Ancak burada asıl sorulması gereken soru şu: Bu savaş kimin savaşı? Ve daha önemlisi, bu savaşta Türkiye nerede durmalı?
Ve belki de bu sorulardan önce, şu soruyu sormalıyız:
ABD bu savaşın neresinde?
ABD bu çatışmada tarafsız bir gözlemci değil; doğrudan müdahil bir aktör. İsrail’in en büyük silah tedarikçisi, diplomatik koruyucusu ve stratejik ortağı olarak Washington yönetimi, bu gerilimin perde arkasındaki en görünür gölgedir. İsrail’in birçok saldırısı doğrudan ABD tarafından yönlendirilmese de, veto kararları, ekonomik destekler ve uluslararası meşruiyet sağlama çabalarıyla fiilen desteklenmektedir. Bu durum, İsrail’in “dokunulmazlık algısını” beslerken bölgedeki hukuksuzluğu da sıradanlaştırıyor.
Trump’un İran yönetimine karşı “ABD dünyanın en güçlü ve en öldürücü silahlarını yapar. İsrail’in elinde bu silahlardan çok var, daha fazlası da yolda” demesi zaten her şeyi açıklıyor.
İran cephesinde ise ABD, yıllardır uyguladığı ambargolar ve politik baskılarla bu rejimi yalnızlaştırmaya çalışıyor. Ancak bu politikalar halkı değil, rejimi daha radikalleştiriyor. Irak işgaliyle bölgedeki dengeleri bozan, Suriye’de güç boşluğu yaratarak İran’ın nüfuzunu artırmasına zemin hazırlayan yine Amerika’nın ta kendisi.
Kısacası ABD, Ortadoğu’da barış istemiyor. Kontrol edilebilir bir kaos onun için daha değerli.
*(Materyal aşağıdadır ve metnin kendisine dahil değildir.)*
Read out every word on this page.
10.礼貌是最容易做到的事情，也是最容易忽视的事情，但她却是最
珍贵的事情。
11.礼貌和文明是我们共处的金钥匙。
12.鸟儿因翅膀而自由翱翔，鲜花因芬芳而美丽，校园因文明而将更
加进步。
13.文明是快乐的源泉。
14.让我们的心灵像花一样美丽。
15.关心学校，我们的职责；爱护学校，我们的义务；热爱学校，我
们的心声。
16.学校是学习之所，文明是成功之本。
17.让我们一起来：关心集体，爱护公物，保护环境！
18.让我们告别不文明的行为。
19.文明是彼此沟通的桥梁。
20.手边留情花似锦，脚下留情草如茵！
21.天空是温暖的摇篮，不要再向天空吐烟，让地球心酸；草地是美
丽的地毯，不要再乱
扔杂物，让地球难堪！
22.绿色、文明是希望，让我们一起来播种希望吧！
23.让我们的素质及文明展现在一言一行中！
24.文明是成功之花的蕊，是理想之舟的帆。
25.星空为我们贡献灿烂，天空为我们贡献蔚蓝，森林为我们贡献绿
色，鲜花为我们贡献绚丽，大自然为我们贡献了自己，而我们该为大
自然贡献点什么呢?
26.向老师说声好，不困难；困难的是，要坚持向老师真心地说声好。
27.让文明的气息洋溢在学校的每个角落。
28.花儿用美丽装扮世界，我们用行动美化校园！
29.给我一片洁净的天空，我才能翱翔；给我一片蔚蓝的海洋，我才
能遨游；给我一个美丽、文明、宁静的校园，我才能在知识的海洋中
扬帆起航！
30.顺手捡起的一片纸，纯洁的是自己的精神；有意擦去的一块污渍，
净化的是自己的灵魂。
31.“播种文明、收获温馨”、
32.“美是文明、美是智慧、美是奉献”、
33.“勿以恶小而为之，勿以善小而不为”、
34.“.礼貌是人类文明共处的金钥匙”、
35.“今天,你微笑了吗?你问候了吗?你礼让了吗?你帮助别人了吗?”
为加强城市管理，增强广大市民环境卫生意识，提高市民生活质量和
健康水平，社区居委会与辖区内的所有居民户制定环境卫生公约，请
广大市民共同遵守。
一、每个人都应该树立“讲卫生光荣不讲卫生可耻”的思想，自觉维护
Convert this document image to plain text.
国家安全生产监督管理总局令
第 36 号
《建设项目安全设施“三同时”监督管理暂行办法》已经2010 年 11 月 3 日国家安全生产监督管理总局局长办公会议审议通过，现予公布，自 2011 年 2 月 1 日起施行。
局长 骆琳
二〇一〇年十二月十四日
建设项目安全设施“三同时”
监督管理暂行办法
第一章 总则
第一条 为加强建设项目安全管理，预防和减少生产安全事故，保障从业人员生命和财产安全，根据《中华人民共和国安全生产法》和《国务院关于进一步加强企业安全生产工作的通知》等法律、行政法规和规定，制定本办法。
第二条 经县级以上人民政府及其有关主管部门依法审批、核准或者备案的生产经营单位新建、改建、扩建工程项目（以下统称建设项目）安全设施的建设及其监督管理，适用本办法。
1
Çünkü bu kaos:
- Silah sanayisini büyütüyor,
- Enerji yollarının denetimini sağlıyor,
- Çin ve Rusya gibi rakiplerin bölgedeki etkinliğini sınırlıyor.
Dolayısıyla bu savaşın sadece Tahran’la Tel Aviv arasında değil; aynı zamanda Washington’un jeopolitik menfaatleriyle bölge halklarının hayatta kalma mücadelesi arasında yaşandığı unutulmamalı.
Şimdi Türkiye’ye dönelim.
Türkiye’nin pozisyonu, salt bir taraf seçmekten ibaret değil. İsrail’le diplomatik ilişkileri olan ama Filistin meselesinde tavrını net koyan; İran’la tarihi, mezhebi ve bölgesel rekabet yaşayan ama aynı zamanda ticaretini sürdüren bir ülke Türkiye. Bu nedenle Türkiye’nin rolü, “dengeleyici” değil, ilkesel bir barış aktörü olmaktır.
Bu savaşın kazananı yok. Ama kaybedeni çok:
Gazze’de enkaz altında kalan çocuklar, Suriye’de geleceksiz büyüyen gençler, Lübnan’da patlayan ekonomi, İran’da özgürlüğü arayan kadınlar, İsrail’de barış isteyen muhalifler… Ve Ortadoğu halkları… Her zaman olduğu gibi bedeli onlar ödüyor.
İsrail de İran da unutmamalı: Kudüs’ün taşları kadar Tahran’ın yolları da kanla değil, akılla örülmeli.